Пикет издалека угадывался по кружащему над ним вертолету. Шоферы да вертолетчики — всему Северу хозяева, ни одно дело без них не обходится. В тридцатых годах первым десантам на побережье с материка везли и яков высокогорных, и ишаков, да не пошла работа. Без техники Север можно открыть, но не освоить.
Вертолет то зависал на одном месте, то разворачивался и делал круг, то опускался и исчезал за взгорком, поросшим деревьями. Путь туда лежал через заболоченную ложбину. Вот из такой же прошлый раз машина отправилась прямо в ремонт. Как за ней ни следи, а от неожиданностей не спасешься.

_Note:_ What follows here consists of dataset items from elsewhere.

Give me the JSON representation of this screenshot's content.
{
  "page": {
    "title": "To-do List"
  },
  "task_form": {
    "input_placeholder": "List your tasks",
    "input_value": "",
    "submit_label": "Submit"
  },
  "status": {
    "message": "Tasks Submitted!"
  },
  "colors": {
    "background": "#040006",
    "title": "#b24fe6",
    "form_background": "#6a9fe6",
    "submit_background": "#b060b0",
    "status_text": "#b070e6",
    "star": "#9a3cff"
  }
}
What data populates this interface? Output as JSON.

Однако теперь все кончилось благополучно. МАЗ взревел и вывез Коляя на взгорок. Отсюда стало видно: под вертолетом на тросе висит квадратная решетчатая балка — часть высоковольтной опоры. Несколько человек ставили опору лапами на штыри и не могли никак попасть болтами в отверстия. Один из них махнул Коляю рукавицей:
— Кури! Вертолет отпустить надо…
Видно было, что наверху ветер крепко набрасывается и летчик не может подгадать — опору дергало то вверх, то в стороны. А однажды вертолет перекосило и он чуть не чиркнул хвостовым винтом по верхушке вагончика.
Коляй хотел подойти к монтажникам, но послушал, как они азартно кричат «взяли», и решил покопаться в моторе: хорошо, если каждый делает на совесть свое дело. Но сначала он осмотрел машину со всех сторон, чтобы душа была спокойна. Увидел прилипшие к радиаторной решетке перышки в запекшейся крови и хлопнул себя по лбу — совсем забыл!

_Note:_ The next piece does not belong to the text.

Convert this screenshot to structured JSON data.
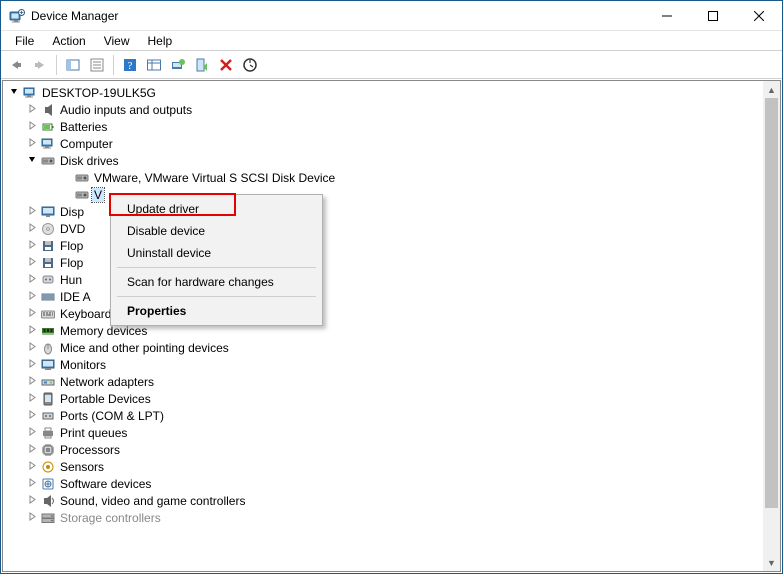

Он вскочил на заднее колесо, перегнулся в кузов и вытащил из-за ящика пуховый ком — куропатку. Он сбил ее, когда сворачивал с трассы на дорогу к пикету, — из кустов веером поднялся целый выводок, и одна, с разлету врезалась прямо в капот. Такие случаи часты ранней весной, когда куропатки выходят к оттаявшей трассе поклевать камешков, — там и сям на дороге можно увидеть укатанные тяжелыми баллонами лепешки перьев. А это, видать, поднялись напуганные глупые птенцы.
Раз так вышло — значит, вышло. Не пропадать же дичи.
Наконец вертолет заревел довольно, дал победный круг над пикетом и исчез за сопкой. Монтажники с прибаутками начали вытаскивать из кузова груз. Но никто не суетился и не спешил: оно и понятно, еще всю жизнь работать.
Дождавшись, пока перетащат в сторону от дороги ящики, Коляй показал куропатку:
— Зажарим? Бью без ружья!
Белозубый парень в ответ улыбнулся во весь рот и сказал:
— Понял, а я из ружья! Пошли передохнем.
Коляй пошел вместе со всеми к костру, его усадили за пустой барабан из-под кабеля, дали в руки миску. Он подцепил кусок мяса, начал жевать, почувствовал тугие крупные волокна и посмотрел на парня.
— Думаешь, баран-полкан, а? — подмигнул тот. — Не сомневайся!